We are leaving Mashutu this morning. I took a shower in our outdoor shower. I thought it was going to be cold but it wasn’t bad. After breakfast we drove an hour to the airport. Our plane was waiting for us. We were the only ones on the plane. I felt very jet set, having a plane to ourselves. No getting to the airport early, no security, I like it! It was similar to the plane we took here except we didn’t have a co-pilot. Rick spent the whole trip talking to the pilot and learning how to fly the plane.
We flew over the Botswanan salt flats.
We stopped in Maun to refuel and then on to the Okavango Delta. The landing strip was grass, a little bumpy.
We were greeted by the camp staff. It was just a short walk to the camp where we got an introductory briefing with our new guide, Owner, and had lunch. The camp consists of 12 “suites” which is really 12 separate buildings. The room is very nice with a lovely deck that looks out over the delta. Here are pictures of our room.
The suites are connected by a raised walkway.
Like most of the camps they have an electric fence which keeps elephants out but other animal are free to roam the camp. They want to keep the elephants out because they can do so much damage as we saw at MalaMala.
After lunch we had about an hour before our afternoon safari so I took a nap. That afternoon Owner gave us an overview of the area. The delta is formed by the Okavango river which originates on Angola. The delta is the low point between two tectonic plates. All the water reaching the delta ultimately evaporates and transpires, and does not flow into any sea or ocean. He also told us that three main sources of income for the Botswanan economy are mining, tourism, and agriculture. Agricultural is in the form of cattle because the soil is very sandy which makes it difficult to grow anything.
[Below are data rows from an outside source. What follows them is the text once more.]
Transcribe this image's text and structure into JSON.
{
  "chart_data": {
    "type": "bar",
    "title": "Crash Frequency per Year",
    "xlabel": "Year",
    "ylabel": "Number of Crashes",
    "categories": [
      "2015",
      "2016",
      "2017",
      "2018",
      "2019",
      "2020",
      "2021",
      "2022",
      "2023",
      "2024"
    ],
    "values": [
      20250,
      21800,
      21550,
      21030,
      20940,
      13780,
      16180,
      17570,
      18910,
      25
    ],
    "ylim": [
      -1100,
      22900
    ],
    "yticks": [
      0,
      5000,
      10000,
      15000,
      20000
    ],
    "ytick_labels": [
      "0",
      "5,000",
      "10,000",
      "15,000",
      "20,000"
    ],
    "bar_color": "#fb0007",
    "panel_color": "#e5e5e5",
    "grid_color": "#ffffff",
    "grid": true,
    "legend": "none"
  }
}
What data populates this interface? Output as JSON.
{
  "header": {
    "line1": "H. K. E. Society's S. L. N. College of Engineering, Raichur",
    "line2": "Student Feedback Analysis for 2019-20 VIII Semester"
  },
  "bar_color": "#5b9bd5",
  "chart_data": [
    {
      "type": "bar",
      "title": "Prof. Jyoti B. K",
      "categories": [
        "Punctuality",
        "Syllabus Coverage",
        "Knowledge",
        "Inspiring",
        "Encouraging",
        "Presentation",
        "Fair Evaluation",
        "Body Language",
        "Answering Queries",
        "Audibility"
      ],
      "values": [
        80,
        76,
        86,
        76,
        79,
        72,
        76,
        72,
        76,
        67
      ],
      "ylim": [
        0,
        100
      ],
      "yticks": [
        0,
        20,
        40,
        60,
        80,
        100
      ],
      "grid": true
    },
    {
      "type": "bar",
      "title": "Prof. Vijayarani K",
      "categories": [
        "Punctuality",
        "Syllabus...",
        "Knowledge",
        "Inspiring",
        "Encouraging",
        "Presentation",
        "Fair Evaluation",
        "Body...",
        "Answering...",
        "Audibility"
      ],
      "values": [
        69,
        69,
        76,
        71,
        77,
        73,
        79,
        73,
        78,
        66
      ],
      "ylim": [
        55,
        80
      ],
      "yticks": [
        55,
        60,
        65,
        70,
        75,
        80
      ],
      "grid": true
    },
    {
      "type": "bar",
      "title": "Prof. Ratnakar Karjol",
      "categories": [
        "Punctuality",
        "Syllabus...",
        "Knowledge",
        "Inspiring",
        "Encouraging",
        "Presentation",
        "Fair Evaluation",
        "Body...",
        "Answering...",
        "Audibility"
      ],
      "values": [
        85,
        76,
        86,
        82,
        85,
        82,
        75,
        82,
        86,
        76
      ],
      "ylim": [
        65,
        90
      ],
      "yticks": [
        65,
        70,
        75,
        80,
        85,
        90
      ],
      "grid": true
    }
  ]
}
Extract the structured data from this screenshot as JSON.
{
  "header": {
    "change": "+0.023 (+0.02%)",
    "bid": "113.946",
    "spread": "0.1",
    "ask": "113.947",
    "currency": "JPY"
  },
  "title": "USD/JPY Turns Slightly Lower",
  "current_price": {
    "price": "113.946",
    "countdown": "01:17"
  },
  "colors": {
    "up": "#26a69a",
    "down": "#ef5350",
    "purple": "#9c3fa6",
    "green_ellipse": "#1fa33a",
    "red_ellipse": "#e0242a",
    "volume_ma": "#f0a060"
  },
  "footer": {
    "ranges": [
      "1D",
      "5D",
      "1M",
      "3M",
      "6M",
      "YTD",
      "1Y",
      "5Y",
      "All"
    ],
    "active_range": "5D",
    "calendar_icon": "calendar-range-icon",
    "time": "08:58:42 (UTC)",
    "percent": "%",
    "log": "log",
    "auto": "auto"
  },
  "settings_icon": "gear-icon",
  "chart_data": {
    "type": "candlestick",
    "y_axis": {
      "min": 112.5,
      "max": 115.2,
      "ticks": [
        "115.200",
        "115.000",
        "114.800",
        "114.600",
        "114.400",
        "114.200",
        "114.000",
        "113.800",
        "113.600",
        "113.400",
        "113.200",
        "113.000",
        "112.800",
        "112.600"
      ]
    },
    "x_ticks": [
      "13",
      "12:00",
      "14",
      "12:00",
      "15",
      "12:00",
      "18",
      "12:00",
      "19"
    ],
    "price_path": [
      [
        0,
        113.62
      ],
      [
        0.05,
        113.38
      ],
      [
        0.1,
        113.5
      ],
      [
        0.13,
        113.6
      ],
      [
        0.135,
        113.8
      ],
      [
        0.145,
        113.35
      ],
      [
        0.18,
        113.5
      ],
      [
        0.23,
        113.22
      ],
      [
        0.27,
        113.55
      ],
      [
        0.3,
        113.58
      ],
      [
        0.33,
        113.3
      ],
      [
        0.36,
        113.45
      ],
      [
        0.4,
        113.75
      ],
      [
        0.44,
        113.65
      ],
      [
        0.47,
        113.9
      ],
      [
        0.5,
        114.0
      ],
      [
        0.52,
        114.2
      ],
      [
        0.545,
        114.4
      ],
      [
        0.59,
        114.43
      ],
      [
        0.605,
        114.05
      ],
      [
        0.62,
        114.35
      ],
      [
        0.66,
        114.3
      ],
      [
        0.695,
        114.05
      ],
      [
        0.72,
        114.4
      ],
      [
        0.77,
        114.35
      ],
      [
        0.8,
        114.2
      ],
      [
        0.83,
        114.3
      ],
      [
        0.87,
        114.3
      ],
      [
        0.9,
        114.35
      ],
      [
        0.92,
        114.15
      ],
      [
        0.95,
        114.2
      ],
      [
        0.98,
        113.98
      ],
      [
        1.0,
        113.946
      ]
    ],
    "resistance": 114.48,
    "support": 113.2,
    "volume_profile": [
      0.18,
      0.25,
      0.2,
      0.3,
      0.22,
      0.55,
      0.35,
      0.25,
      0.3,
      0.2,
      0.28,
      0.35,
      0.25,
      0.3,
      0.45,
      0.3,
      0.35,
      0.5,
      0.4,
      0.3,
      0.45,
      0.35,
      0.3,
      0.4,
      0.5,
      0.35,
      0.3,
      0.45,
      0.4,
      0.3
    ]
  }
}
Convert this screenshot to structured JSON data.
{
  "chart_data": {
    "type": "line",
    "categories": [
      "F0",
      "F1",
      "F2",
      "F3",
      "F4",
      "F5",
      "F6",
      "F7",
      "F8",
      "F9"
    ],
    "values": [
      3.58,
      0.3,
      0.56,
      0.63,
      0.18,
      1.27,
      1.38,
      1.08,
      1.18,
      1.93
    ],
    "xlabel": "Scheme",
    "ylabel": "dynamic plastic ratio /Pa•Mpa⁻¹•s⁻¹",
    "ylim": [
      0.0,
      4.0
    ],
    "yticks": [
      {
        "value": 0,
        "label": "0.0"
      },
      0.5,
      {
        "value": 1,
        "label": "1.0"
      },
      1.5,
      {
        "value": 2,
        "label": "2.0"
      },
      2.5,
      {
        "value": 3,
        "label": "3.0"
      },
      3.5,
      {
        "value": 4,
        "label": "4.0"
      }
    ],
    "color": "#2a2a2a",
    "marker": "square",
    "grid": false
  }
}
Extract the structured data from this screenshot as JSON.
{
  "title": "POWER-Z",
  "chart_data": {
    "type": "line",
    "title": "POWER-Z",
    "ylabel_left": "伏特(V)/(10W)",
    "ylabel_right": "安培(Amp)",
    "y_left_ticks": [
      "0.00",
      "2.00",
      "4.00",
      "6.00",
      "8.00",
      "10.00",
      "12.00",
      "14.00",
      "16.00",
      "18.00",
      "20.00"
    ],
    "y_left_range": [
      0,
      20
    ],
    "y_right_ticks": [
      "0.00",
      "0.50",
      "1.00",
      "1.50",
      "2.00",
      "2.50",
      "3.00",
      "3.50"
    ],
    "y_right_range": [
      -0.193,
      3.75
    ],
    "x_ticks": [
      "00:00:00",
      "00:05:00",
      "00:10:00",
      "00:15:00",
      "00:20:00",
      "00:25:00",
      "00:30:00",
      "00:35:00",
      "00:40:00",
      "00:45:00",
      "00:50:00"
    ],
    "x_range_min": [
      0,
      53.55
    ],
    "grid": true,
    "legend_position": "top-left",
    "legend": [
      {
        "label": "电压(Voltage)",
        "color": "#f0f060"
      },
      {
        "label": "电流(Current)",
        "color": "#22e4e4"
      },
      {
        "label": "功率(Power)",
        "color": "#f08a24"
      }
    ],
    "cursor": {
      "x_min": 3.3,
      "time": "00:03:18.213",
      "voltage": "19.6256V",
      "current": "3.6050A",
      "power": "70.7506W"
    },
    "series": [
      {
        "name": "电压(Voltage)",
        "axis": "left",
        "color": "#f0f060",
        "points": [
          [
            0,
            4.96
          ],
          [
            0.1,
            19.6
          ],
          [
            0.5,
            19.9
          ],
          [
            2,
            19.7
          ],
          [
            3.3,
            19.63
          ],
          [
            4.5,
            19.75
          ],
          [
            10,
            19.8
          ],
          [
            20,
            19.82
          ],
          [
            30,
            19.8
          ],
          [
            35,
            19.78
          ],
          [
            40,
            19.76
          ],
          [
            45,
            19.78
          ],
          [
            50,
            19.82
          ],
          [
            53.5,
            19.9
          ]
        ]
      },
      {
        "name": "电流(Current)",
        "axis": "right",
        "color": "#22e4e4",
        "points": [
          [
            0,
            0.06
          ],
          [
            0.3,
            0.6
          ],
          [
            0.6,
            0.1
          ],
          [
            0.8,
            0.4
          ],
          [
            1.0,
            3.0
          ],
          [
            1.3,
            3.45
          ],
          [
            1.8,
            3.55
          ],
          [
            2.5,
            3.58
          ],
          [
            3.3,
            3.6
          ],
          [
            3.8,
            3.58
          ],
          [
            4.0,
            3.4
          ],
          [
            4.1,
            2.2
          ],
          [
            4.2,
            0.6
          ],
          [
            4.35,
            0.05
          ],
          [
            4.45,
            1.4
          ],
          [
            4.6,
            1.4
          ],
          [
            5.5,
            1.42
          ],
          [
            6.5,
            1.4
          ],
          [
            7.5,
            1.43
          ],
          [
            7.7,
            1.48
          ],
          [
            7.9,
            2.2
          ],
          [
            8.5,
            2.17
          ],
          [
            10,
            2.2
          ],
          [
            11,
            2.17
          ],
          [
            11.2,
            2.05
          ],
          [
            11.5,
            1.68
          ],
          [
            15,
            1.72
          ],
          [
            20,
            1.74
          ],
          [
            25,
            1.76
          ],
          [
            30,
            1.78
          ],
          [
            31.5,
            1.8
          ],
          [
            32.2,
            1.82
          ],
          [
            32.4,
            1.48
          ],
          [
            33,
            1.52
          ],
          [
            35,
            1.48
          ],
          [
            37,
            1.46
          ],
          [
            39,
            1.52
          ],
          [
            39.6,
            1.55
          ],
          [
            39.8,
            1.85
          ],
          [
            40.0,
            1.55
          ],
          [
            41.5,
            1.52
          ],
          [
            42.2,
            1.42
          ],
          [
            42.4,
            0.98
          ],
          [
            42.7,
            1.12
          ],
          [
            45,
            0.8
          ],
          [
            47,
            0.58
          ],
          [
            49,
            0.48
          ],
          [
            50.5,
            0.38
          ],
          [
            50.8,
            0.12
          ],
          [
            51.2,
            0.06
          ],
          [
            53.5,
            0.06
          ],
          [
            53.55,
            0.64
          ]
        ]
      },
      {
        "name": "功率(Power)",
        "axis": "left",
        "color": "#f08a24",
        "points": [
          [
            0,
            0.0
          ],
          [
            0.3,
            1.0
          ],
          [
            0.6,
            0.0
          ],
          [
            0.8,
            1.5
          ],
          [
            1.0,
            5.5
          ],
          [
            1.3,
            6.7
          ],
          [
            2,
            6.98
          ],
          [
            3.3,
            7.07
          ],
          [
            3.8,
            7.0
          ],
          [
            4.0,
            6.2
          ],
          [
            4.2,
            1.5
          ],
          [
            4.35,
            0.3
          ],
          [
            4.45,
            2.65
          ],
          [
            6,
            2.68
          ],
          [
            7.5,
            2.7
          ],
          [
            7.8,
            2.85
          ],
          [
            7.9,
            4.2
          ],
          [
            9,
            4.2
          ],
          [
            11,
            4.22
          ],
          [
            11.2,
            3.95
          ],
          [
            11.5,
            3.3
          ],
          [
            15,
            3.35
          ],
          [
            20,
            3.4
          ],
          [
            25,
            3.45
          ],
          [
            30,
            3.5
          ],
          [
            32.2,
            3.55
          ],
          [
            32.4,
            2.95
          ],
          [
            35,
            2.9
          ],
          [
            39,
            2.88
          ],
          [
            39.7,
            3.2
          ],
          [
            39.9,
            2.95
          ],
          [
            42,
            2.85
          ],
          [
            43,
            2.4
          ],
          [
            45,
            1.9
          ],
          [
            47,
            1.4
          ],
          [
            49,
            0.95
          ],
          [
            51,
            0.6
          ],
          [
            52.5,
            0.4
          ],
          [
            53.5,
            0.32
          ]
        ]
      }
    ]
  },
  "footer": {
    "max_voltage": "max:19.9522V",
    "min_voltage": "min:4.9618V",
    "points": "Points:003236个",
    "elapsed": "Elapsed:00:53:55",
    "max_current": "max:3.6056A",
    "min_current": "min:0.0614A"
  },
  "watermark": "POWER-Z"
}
After a short lecture Owner took us out in an aluminum boat that just skims the surface. The boat has 12 chairs bolted to the floor of the boat. Here is a picture.
The delta consists of a maze of water channels and it is amazing that the guide knows where he is going because every channel looks a like. On our way out we stopped to take pictures of a number of birds. We also saw a crocodile and some hippos submerged under the water.
Eventually we arrived at a point where there were traditional canoes called mokoros. This is Kay and Mike in their mokoros.
We moved into the mokoro which was propelled by a nice man named John and a stick. We continued our journey for about an hour all the time watching the sun set. The reflection of the sunset on the water was beautiful.
We had drinks in a field. Owner is the man with the sunglasses.
We returned to the camp after our canoe ride. The bugs were very bad and Rick and Mike had to protect themselves from bugs flying into their faces.
We had about an hour before dinner so we went back to our cabin. We are not allowed to walk alone after dark so Owner came and escorted us to dinner. After dinner we were escorted back to our cabin. We pretty much immediately went to bed because we have an early wake up call tomorrow morning.